Additionally, evaluation of predictions quality made by the proposed multivariate CNN-LSTM is also conducted by comparing their descriptive statistics values with the actual values. The basic premise of such a comparison is that similar descriptive statistics values between series suggest that the data set is comparable as their basic nature is analogous. Descriptive statistics between actual and predicted values in the testing phase are given in Table 4.
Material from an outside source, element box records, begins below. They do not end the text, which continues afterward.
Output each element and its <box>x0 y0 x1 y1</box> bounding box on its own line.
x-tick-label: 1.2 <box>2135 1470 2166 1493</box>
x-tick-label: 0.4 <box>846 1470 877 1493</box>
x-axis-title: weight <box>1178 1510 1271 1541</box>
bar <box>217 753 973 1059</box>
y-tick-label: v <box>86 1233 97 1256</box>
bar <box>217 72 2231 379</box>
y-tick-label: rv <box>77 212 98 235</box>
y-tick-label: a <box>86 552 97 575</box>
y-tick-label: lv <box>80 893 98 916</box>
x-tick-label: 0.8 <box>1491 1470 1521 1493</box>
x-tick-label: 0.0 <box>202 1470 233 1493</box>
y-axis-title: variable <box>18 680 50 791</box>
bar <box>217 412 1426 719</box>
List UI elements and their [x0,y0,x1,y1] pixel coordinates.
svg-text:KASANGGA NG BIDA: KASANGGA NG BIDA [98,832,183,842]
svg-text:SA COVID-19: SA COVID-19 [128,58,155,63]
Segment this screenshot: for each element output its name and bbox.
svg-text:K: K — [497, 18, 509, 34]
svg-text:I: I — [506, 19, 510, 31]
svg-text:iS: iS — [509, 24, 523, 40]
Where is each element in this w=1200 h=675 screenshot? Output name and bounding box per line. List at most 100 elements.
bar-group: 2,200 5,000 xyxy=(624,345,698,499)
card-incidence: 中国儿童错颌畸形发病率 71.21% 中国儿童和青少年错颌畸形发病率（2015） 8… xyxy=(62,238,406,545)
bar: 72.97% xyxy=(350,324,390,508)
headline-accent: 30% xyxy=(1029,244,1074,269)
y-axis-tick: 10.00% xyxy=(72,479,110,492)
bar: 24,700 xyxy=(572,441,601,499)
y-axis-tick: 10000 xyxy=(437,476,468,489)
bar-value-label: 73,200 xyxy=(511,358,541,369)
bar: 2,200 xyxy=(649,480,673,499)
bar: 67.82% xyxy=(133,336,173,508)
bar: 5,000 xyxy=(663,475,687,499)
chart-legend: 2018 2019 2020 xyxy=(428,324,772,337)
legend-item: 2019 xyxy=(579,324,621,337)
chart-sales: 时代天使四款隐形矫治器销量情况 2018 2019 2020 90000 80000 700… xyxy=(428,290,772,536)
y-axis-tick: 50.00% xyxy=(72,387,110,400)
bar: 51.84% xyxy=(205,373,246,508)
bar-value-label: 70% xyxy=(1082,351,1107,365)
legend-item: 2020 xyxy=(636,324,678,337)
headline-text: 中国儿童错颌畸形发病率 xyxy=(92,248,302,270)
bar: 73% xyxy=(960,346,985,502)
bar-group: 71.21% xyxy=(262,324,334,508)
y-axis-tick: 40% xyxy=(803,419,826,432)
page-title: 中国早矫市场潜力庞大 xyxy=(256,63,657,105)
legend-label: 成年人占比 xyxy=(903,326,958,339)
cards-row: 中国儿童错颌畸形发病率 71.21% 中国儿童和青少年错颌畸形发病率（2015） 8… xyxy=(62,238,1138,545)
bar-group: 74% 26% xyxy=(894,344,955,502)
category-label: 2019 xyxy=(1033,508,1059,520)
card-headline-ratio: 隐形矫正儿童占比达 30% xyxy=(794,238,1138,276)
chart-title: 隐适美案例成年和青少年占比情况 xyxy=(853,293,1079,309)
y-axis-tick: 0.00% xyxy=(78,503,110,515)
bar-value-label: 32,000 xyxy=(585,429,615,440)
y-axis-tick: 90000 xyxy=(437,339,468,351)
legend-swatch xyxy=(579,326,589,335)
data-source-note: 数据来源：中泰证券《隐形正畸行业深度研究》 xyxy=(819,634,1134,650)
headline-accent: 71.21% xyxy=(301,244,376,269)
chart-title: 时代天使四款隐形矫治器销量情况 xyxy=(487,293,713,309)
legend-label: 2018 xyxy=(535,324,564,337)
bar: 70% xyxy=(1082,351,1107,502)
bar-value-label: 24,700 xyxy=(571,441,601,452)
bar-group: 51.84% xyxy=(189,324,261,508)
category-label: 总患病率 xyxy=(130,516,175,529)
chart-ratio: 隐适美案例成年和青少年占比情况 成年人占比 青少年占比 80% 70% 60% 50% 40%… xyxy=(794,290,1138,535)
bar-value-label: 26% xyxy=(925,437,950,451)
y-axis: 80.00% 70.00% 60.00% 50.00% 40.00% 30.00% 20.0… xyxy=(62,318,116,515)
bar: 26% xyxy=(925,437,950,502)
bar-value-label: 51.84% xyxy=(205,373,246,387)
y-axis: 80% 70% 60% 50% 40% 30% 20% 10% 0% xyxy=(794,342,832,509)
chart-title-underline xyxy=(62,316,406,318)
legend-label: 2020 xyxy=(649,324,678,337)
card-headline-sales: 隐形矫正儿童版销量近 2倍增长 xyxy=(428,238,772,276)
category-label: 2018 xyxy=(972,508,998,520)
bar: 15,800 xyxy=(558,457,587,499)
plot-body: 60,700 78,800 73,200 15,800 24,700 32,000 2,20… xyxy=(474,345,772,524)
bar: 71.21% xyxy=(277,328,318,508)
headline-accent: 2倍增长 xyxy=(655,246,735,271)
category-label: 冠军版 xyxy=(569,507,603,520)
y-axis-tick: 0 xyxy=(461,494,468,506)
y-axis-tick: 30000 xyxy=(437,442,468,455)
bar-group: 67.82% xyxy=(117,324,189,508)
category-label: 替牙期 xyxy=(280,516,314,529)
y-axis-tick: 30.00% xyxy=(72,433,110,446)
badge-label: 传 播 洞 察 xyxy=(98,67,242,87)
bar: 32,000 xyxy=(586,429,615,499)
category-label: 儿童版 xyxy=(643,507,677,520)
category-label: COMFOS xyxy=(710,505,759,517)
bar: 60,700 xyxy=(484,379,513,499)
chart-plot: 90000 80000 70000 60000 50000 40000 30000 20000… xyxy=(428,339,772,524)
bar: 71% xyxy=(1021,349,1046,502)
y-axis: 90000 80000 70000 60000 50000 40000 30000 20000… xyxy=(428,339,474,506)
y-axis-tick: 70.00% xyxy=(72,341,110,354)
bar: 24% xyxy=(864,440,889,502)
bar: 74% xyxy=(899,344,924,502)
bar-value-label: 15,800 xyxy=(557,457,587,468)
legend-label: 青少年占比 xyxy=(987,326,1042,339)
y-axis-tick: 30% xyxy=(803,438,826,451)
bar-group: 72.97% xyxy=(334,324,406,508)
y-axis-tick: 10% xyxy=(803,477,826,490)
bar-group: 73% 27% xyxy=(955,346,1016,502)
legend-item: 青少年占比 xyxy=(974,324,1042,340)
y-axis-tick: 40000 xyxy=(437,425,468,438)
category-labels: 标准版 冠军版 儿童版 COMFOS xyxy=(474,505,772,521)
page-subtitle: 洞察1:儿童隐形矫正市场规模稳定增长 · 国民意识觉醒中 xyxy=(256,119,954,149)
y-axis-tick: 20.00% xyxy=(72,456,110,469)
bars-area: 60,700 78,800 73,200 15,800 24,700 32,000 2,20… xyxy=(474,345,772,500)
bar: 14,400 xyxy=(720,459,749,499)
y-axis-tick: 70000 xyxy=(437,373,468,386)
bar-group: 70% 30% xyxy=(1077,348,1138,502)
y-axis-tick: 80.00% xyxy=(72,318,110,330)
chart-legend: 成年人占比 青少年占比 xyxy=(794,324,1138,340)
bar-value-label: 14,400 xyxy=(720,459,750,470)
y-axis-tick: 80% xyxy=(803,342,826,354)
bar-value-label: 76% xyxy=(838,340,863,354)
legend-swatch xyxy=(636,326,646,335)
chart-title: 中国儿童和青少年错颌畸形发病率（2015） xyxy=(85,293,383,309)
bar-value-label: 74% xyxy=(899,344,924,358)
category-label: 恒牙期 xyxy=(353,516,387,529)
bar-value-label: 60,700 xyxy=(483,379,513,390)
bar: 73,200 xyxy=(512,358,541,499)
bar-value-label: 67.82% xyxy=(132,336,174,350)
Comparative analysis between the descriptive statistics of actual and predicted values of four observed stock market indices as outlined in Table 4 indicates that both data set retain considerably similar values. This result confirms that both actual and predicted data set have similar basic nature and therefore can be concluded that the proposed multivariate CNN-LSTM model is capable of forecasting future values of financial time-series not only with good accuracy, in terms of relatively small RMSE values, but also with truthful basic nature.
6. Conclusions
This research proposes a multivariate CNN-LSTM model to forecast the value of multiple parallel financial time-series one stage in time based on the characteristics of the stock market index regular value time-series results (the next day). The technique used is multivariate time-series data forecasting, in which several time-series are predicted simultaneously by considering the condition of all observable series. CNN extracts features from the input data in the model, while LSTM studies the derived function data and performs the final step of estimating the performance of the stock market index the following day. This research uses applicable data from four Asian stock exchanges as training and test data to validate the experimental findings, namely, Shanghai, Japan, Singapore, and Indonesia. When compared with individual CNN and LSTM models, the experimental findings reveal that multivariate CNN-LSTM has the highest predictive precision and better efficiency (smallest RMSE value). This finding supports the assumption that incorporating relationships between variables into a prediction model will help with the multiple time-series problems of forecasting parallel movements of a set of time-sensitive variables that are related. As a result, multivariate CNN-LSTM can be used to predict the value of various stock market indices and can serve as a useful tool for investors when making investment decisions. Aside from that, multivariate CNN-LSTM is a viable option for research involving the construction of models for financial time-series data analysis. However, the existing model has a few flaws, including the fact that different data relating to external variables such as public opinion and national policy were not considered during the prediction period. In this regard, the future study work plan will focus on using more factors, both quantitative and qualitative in nature, as input into the prediction model and constructing a fully working investment-trading system based on the proposed model as well.
Data Availability
The data used to support the findings of this study are available from the corresponding author upon request.
Conflicts of Interest
The authors declare that there are no conflicts of interest regarding the publication of this paper.
Acknowledgments
This research was funded by the Ministry of Research and Technology, Republic of Indonesia, under the grant for the Basic Research scheme year 2021.